それにも懲りずに直後に再び、性暴力対策予算などを議論する自民党の党内会議で「女性はいくらでもウソをつける」と発言し、またもやインターネットの網目をおおいに揺るがせた。この人の言説は昨日今日に初めてではなく、2014年、衆院本会議場の演壇から「男女平等などは、絶対に実現しない、それは反道徳の妄想だ」とまで演説し、「男女共同参画社会の構築」の主題に対して真っ向から反論する意見を開陳したことでさらに一段と悪名に磨きをかけた。

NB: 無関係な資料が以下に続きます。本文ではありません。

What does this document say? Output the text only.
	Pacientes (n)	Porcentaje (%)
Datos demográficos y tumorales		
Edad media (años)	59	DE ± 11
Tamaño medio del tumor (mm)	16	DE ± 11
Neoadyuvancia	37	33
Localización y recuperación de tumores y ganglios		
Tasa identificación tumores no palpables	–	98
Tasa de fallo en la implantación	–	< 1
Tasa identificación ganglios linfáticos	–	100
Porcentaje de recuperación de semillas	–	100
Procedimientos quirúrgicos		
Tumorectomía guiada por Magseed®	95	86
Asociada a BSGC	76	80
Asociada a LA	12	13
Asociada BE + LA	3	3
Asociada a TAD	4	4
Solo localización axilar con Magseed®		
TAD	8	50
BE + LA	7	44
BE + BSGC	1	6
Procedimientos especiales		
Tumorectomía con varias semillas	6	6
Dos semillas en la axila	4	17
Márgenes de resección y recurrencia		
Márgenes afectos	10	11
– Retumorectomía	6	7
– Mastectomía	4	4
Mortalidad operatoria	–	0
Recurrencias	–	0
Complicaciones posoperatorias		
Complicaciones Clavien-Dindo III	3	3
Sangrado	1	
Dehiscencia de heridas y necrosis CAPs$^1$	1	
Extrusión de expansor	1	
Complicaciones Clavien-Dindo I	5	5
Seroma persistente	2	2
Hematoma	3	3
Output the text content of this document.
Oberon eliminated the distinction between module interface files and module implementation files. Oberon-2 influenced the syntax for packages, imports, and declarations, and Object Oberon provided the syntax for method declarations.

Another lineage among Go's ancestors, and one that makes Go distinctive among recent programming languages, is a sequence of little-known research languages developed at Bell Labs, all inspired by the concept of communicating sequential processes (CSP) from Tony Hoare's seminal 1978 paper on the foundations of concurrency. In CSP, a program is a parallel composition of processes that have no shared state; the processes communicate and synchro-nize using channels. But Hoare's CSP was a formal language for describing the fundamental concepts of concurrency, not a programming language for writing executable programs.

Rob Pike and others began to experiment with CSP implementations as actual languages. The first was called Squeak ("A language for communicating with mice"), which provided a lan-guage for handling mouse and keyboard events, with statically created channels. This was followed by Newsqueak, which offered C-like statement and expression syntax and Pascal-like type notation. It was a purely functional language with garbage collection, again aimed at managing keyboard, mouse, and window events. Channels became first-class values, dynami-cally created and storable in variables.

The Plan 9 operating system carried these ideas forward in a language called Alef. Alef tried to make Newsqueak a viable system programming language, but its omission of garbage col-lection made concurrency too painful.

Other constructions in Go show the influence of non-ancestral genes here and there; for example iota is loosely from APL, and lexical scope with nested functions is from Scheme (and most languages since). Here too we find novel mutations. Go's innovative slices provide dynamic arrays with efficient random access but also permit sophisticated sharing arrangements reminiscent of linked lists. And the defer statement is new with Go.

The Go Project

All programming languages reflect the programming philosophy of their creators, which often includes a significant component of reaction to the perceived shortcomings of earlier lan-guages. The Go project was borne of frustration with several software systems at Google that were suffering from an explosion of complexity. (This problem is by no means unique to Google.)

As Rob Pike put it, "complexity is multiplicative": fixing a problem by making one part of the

思うに典型的な男性優位社会たる日本政治場裏にあって、女性である杉田議員が、自らの「女性性」を「前面(ア・プリオリ)」に打ち出しつつ、それを武器にして男装で男社会に迎合するという擬態を演じているのである。そして、その同性へ裏切りが男社会に向かって「ジャンヌ=ダルク」を偽装することにもなっているのであろう。この種の発言は、性差を主張する男たちの場では非常に喜ばれるに違いない。そして、その幼児性こそが唾棄すべきものであって、言論の真剣勝負の場であるべき政界からは完全に一掃しなくてはならない。
中でもこの発言に感動したらしいのが今は亡き安倍晋三元自民党総裁であった。この女性をさっそく衆院選の比例中国ブロックの名簿一位に優遇することで自党にスカウトし、以後度重なる選挙で当選を重ねついに政務官に上ってきた、というわけである。岸田首相は、その政策の骨格に「多様性が尊重される社会の構築」を掲げる。その口先にこういう人物を配置して、なお自らの政策が実行できるとでも思っているのであろうか。岸田氏は、選択的夫婦別姓や同性婚など、時代が要求している問題に対して誠実に向き合っていくべきだ。それなのに、すでに過去においてその「主題」に対する思想が明らかになっている人材をあてるのであれば、もはや議論に成熟の機はないであろう。もし、首相がそれを良としてこの人を充てたのなら正しく欺瞞というべきである。